Alors qu’il était écroué au sein du centre pénitentiaire de [Localité 11], par arrêté en date du 2 août 2023 notifié le 16 août 2023, le Prefet de l’Isère a ordonné l’expulsion du territoire français de [H] [T] né le 15 février 1973 à [Localité 8] (Haïti) à destination du pays dont il a la nationalité ou de tout pays pour lequel il établit être légalement admissible.
Par ordonnance du 20 mars 2024, le juge des référés du tribunal administratif de Grenoble a suspendu l’exécution de l’arrêté d’expulsion du 2 août 2023 en ce qu’il a fixé Haïti comme pays de destination.
Le 3 décembre 2024, [H] [T] a fait l’objet d’une sortie définitive d’hospitalisation du centre hospitalier de [Localité 9] (69). Suivant procès-verbal des services de gendarmerie de [Localité 3] en date du même jour 3 décembre 2024, [H] [T] a indiqué vivre dans la rue et de logements sociaux, être français et avoir quitté ledit centre hospitalier et ne plus être protégé par une mesure de tutelle.
Par décision du 4 décembre 2024 notifiée le 4 décembre 2024, le Préfet du Rhône a ordonné l’éloignement de [H] [T] à destination du pays dont il a la nationalité ou de tout pays pour lequel il établit être légalement admissible. Le Préfet du Rhône a estimé que si [H] [T] avait soutenu lors de son recours contre l’arrêté d’expulsion qu’il ne pourrait bénéficier de soins essentiels à sa santé en Haïti, il déclarait désormais ne plus avoir de traitement et être 'guéri', le centre hospitalier de [Localité 9] ayant levé son hospitalisation pour sortie définitive. En outre, il n’apportait pas la preuve de son admissibilité dans un autre pays que celui dont il avait la nationalité, ne démontrait pas qu’il ne pouvait pas être soigné dans son pays d’origine et n’établissait pas être exposé à des peines ou des traitements contraires à la CEDH en cas de retour dans son pays.
Le 19 août 2025 à 10h45, une patrouille de police a été requise par un passant pour un individu de sexe masculin exhibant dans la rue un couteau et s’étant réfugié dans une banque à [Localité 5]. [H] [T] a été interpellé à 10h50, trouvé porteur d’un couteau, d’un tournevis et de quatre cartes bancaires non à son nom et placé en garde à vue dans le cadre d’une procédure de flagrance pour port d’arme de catégorie D, de recel de vol et de maintien irrégulier sur le territoire français. A l’issue de la mesure de garde à vue, le 20 août 2025, la procédure pénale a fait l’objet d’une décision de classement sans suite du Procureur de la république sous le code 61 après avoir pris en compte le placement en centre de rétention administrative de [H] [T].

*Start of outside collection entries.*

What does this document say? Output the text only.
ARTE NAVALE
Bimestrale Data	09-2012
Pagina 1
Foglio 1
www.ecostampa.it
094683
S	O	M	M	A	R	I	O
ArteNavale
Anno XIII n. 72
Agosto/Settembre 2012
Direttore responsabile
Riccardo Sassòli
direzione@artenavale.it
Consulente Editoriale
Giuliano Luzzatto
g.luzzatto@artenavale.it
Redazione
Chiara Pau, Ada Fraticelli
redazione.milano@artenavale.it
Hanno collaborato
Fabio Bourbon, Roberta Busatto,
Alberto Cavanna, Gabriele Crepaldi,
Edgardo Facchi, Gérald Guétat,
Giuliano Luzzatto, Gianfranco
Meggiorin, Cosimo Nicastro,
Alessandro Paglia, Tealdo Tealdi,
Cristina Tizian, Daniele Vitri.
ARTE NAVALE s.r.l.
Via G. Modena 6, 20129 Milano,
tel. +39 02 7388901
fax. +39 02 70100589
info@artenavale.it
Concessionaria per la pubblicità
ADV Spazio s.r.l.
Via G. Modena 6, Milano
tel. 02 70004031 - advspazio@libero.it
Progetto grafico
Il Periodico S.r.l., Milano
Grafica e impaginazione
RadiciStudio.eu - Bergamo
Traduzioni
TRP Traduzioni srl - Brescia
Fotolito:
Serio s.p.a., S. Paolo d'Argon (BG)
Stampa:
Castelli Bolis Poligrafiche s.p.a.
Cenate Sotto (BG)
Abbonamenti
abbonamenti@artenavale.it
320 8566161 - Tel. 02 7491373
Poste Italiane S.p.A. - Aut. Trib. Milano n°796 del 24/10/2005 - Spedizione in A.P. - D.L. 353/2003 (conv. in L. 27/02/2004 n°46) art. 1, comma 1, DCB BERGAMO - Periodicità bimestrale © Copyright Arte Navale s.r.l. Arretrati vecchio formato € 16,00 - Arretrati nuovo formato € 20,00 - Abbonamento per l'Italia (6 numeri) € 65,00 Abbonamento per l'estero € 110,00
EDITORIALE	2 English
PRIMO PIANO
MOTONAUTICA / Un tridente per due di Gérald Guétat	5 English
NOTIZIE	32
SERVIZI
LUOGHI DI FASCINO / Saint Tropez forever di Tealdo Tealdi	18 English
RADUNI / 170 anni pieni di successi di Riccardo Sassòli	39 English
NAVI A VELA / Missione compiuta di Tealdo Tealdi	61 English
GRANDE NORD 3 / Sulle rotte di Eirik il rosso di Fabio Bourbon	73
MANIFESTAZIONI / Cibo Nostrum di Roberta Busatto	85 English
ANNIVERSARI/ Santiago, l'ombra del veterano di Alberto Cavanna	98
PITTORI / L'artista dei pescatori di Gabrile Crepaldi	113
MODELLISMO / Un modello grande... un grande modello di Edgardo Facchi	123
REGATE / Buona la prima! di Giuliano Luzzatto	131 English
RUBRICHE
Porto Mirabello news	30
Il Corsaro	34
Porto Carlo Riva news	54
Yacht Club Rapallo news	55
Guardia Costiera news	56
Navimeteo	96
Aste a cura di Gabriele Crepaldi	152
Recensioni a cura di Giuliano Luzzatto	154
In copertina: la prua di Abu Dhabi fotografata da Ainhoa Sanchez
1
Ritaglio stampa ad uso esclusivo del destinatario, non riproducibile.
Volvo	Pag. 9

Par décision en date du 20 août 2025 notifiée le même jour, le Préfet du Rhône a ordonné le placement de [H] [T] en rétention dans les locaux ne relevant pas de l’administration pénitentiaire.
Suivant requête du 22 août 2025 reçue le jour même à 14 heures 58, le préfet du Rhône a saisi le juge des libertés et de la détention du tribunal judiciaire de Lyon aux fins de voir ordonner la prolongation de la rétention de [H] [T] pour une durée de vingt-six jours.

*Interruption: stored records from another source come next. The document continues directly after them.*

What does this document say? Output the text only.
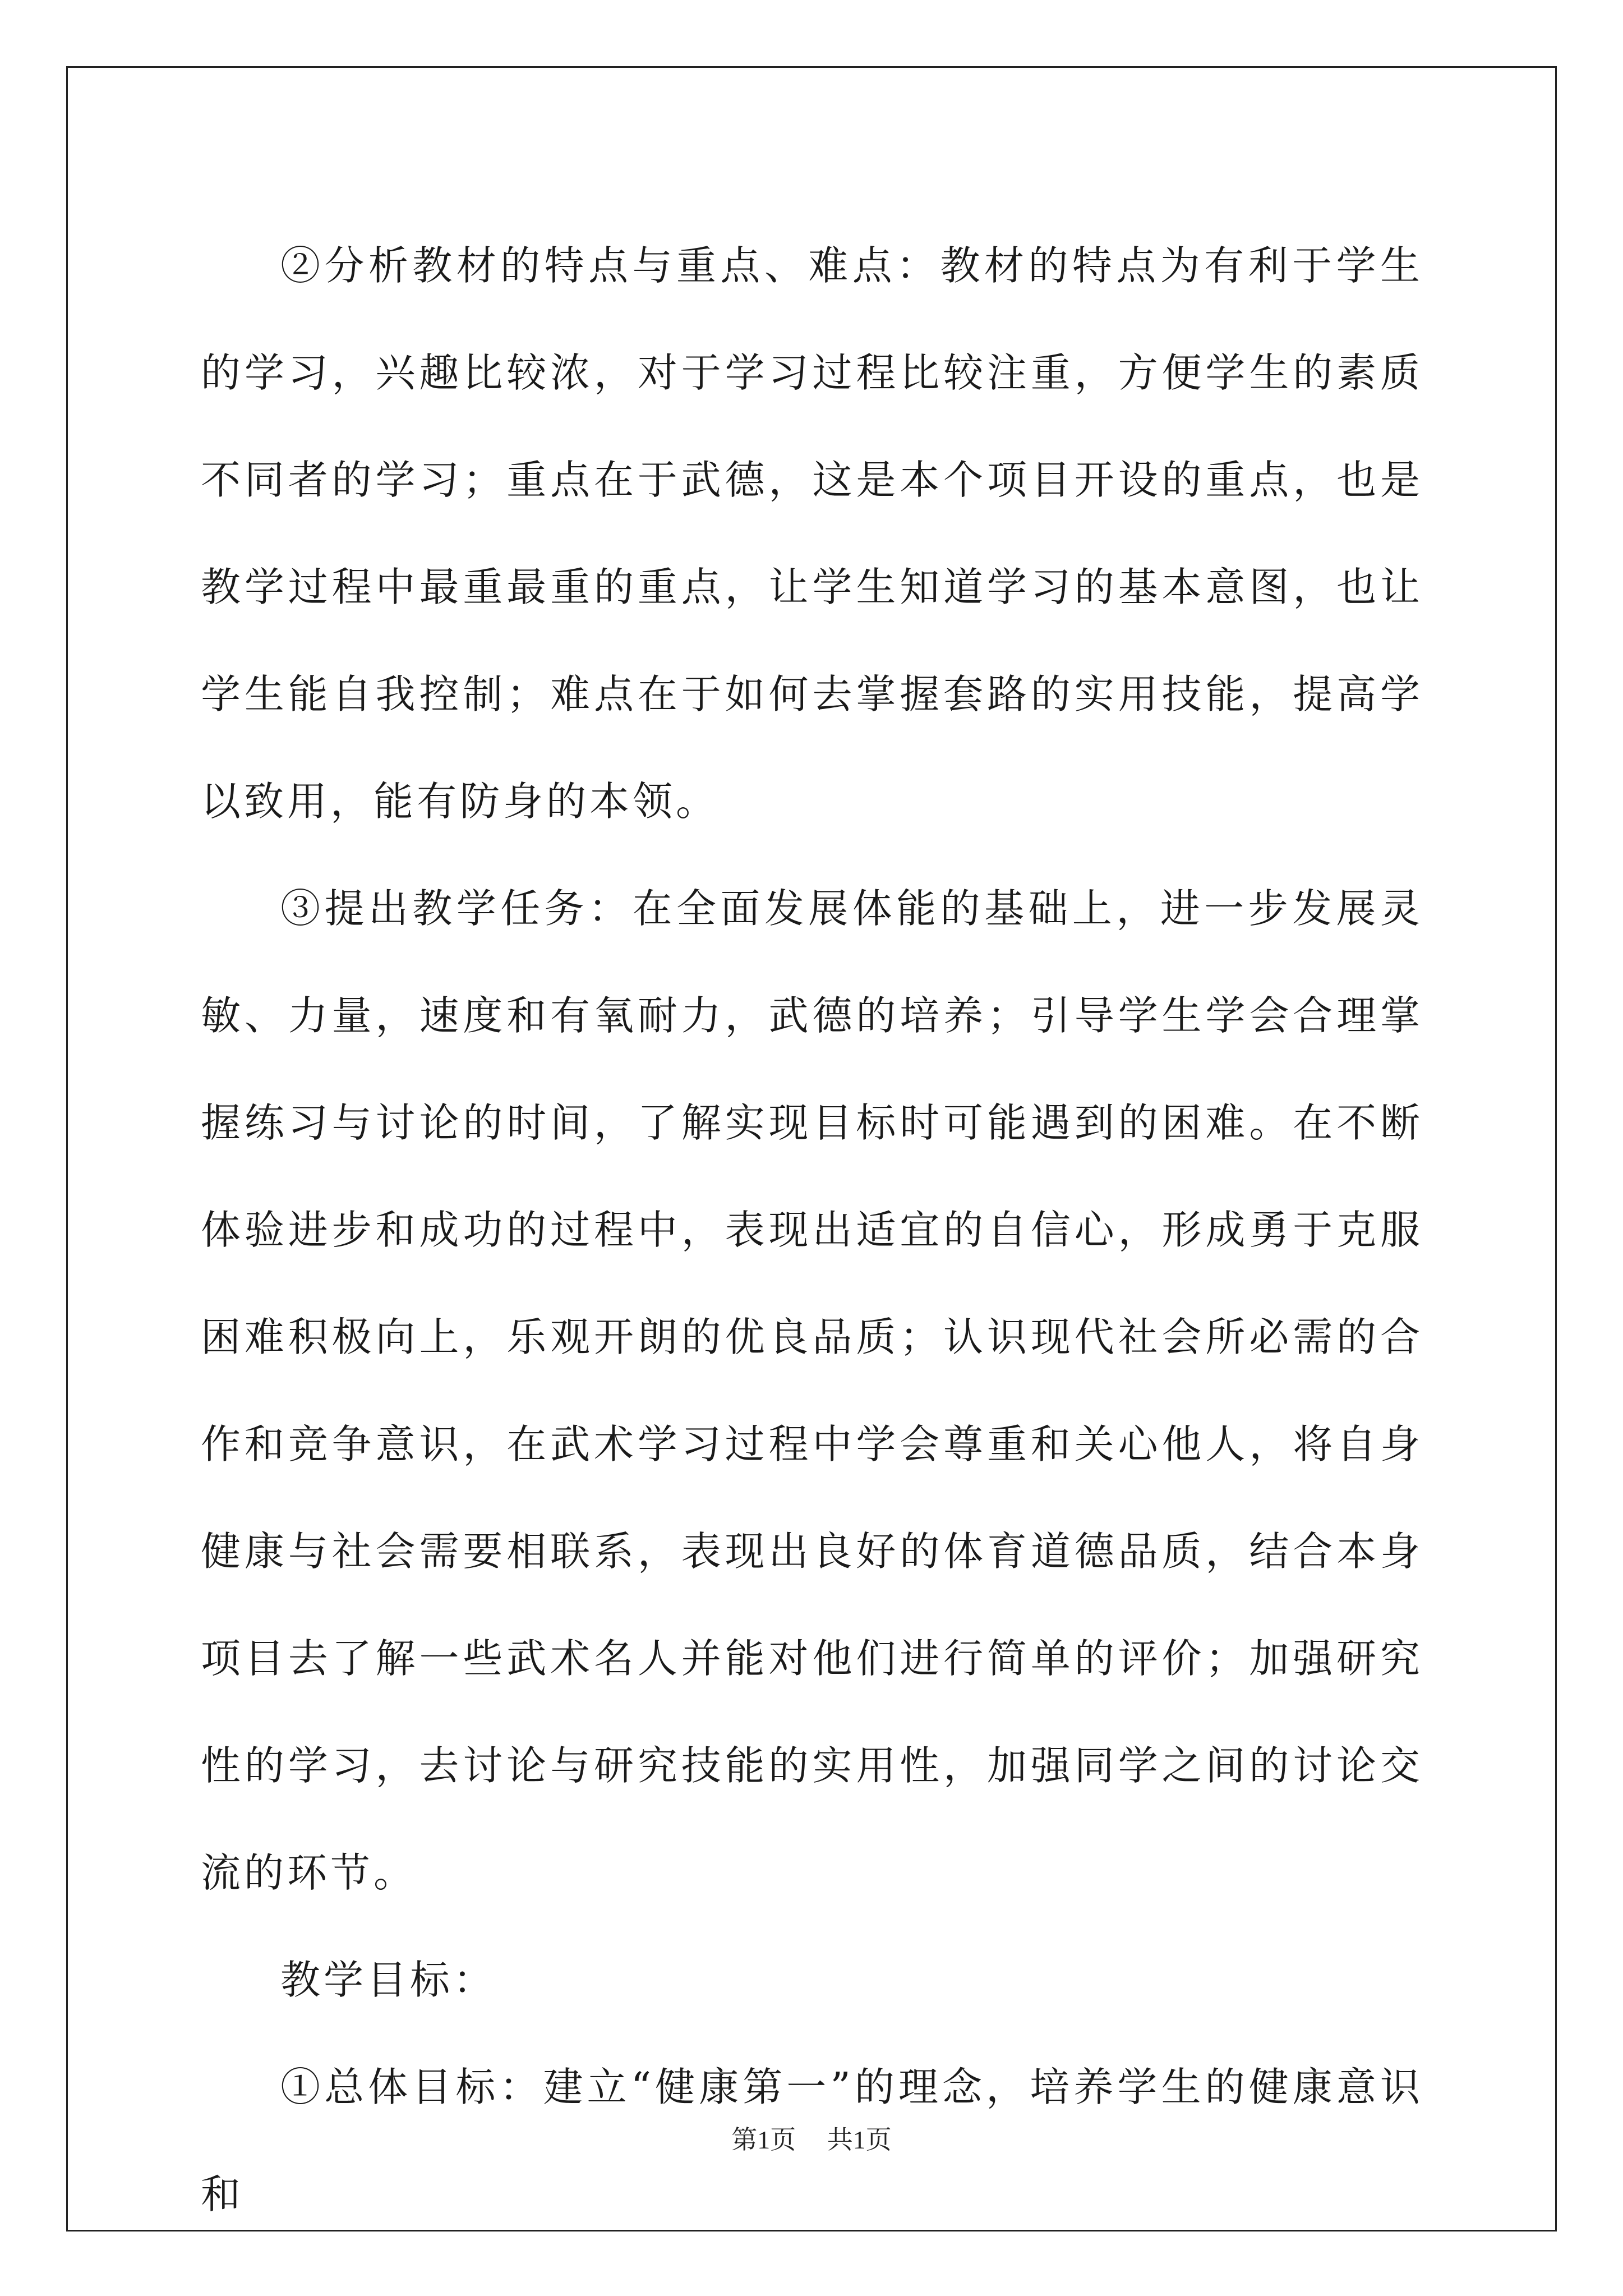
②分析教材的特点与重点、难点：教材的特点为有利于学生的学习，兴趣比较浓，对于学习过程比较注重，方便学生的素质不同者的学习；重点在于武德，这是本个项目开设的重点，也是教学过程中最重最重的重点，让学生知道学习的基本意图，也让学生能自我控制；难点在于如何去掌握套路的实用技能，提高学以致用，能有防身的本领。

③提出教学任务：在全面发展体能的基础上，进一步发展灵敏、力量，速度和有氧耐力，武德的培养；引导学生学会合理掌握练习与讨论的时间，了解实现目标时可能遇到的困难。在不断体验进步和成功的过程中，表现出适宜的自信心，形成勇于克服困难积极向上，乐观开朗的优良品质；认识现代社会所必需的合作和竞争意识，在武术学习过程中学会尊重和关心他人，将自身健康与社会需要相联系，表现出良好的体育道德品质，结合本身项目去了解一些武术名人并能对他们进行简单的评价；加强研究性的学习，去讨论与研究技能的实用性，加强同学之间的讨论交流的环节。

教学目标：

①总体目标：建立“健康第一”的理念，培养学生的健康意识和

第1页 共1页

Suivant requête du 22 août 2025 réceptionnée par le greffe du juge des libertés et de la détention du tribunal judiciaire de Lyon le 22 août 2025 à 16h25, [H] [T] a contesté la décision de placement en rétention administrative prise par le préfet du Rhône.
Le juge des libertés et de la détention du tribunal judiciaire de Lyon, dans son ordonnance du 23 août 2025 à 14h30, a ordonné la jonction des deux procédures, a déclaré recevables les deux requêtes, a déclaré irrégulière la décision de placement en rétention prononcée à l’encontre de [H] [T] et a ordonné sa remise en liberté.
Le juge a estimé :
* d’une part, que le fait que la décision du Préfet du Rhône fixant le pays de renvoi du 4 décembre 2024 a fait l’objet d’un recours le 6 décembre 2024 en raison de la situation générale d’Haïti constitue un obstacle à l’exécution de la mesure d’expulsion et caractérise un défaut de perspective raisonnable d’éloignement,
* d’autre part, que la Préfecture du Rhône a commis une erreur manifeste d’appréciation au regard de la vulnérabilité de [H] [T], qu’en effet, elle ne pouvait ignorer la mesure de tutelle dont il faisait l’objet ; qu’il lui incombait d’en vérifier la réalité sans tenir pour acquis les propos de [H] [T] lors de sa garde à vue étant précisé qu’une précédente mesure de rétention avait fait l’objet d’une mainlevée le 17 décembre 2024 eu égard à son état de santé psychiatrique ; que, de plus, l’absence d’information délivrée au tuteur quant au placement en rétention et à la requête en prolongation lui faisait nécessairement grief.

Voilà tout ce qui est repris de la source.